When she gives me a sympathetic smile in return, I don’t feel like she’s pitying me or anything. This woman truly cares about people. I can’t imagine what it must be like to work in a free clinic and see the worst of things that women go through. They take care of everything here, even down to dealing with the traumas of physical and mental abuse and sexual assault.

It’s not something most people think about that it takes a special kind of person to do a job like this. I’m unbelievably thankful for her in this moment. I don’t feel the pressures of the outside world bearing down on me. I don’t hear the insults from my mom on a loop in my head. I don’t have the stress or worry about wondering what kind of job I’ll need to get to make money fast or if I’m going to have to drop out of school. No, at this moment, I have someone here that believes that I can make this work and I can just be happy that I’m growing a real little life within me.

“All right, well I think that’s it for the insurance paperwork. We’re just about done but let me give you some pamphlets so you can start the process of thinking about bottle vs. breast and disposable diapers vs. cloth, that sort of thing. I can help you get a head start with a breast pump, bottles, diapers, blankets, clothes, and a crib. Once the baby is delivered, we’ll be able to help you sort out formula if needed. Did you bring a car with you today?” She asks.

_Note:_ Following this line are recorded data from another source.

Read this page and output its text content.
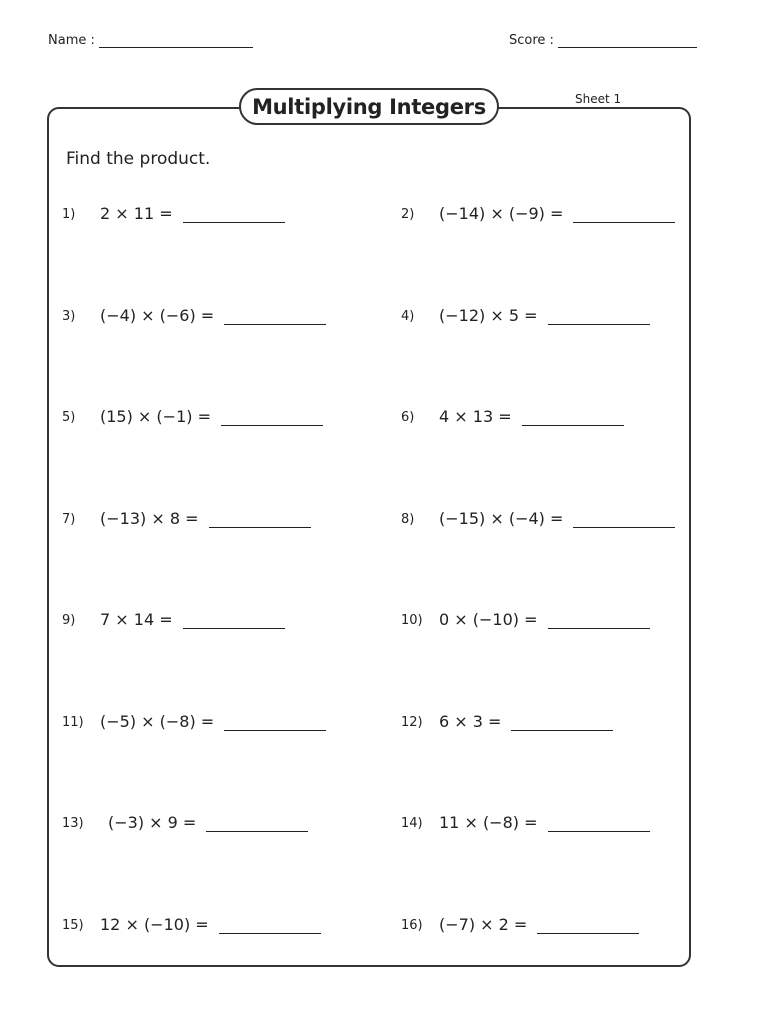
Name :	Score :
Multiplying Integers	Sheet 1
Find the product.
1)	2 × 11 =	2)	(−14) × (−9) =
3)	(−4) × (−6) =	4)	(−12) × 5 =
5)	(15) × (−1) =	6)	4 × 13 =
7)	(−13) × 8 =	8)	(−15) × (−4) =
9)	7 × 14 =	10)	0 × (−10) =
11)	(−5) × (−8) =	12)	6 × 3 =
13)	(−3) × 9 =	14)	11 × (−8) =
15)	12 × (−10) =	16)	(−7) × 2 =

“Whoa. How is that possible? I thought this place was state funded. Not that I’m taking any of this generosity for granted or anything. I didn’t mean it like that, but isn’t all that kind of expensive? I’m genuinely just curious.” I say, earning a small laugh in return.

“Those aren’t offensive questions in the slightest. Most women that come through here tend to second guess any help that’s offered. Unfortunately, it’s second nature to them to question people’s motives when someone’s being kind. Believe it or not though, we have an incredible team here that’s sole purpose is to obtain donations and grants to help people in need. They do all the hard work meanwhile I get all the credit because I’m the one handing out the goodies, but they are the real superheroes of this place. I just take awesome ultrasound photos and help people get situated.”

“You shouldn’t undervalue how wonderful you are. Not everyone is cut out for dealing with the hard shit you do on your average day to day. To girls like me, you’re just as much a hero as the ones who made it possible for you to give me and my baby this head start in a new life. Please know that you’re appreciated. All of you.” I say quietly. I’m a screw up, yeah, but I know when someone deserves to feel valued.

Thanks to her, I now have a good start on things I’ll need for baby bean. I have health insurance for myself and the process is started for the baby. I have the application process started for housing and a plan to move forward with a job and school. For the first time since the news of this pregnancy, I’m fully confident that I can do this on my own.

It’s just you and me now little princess.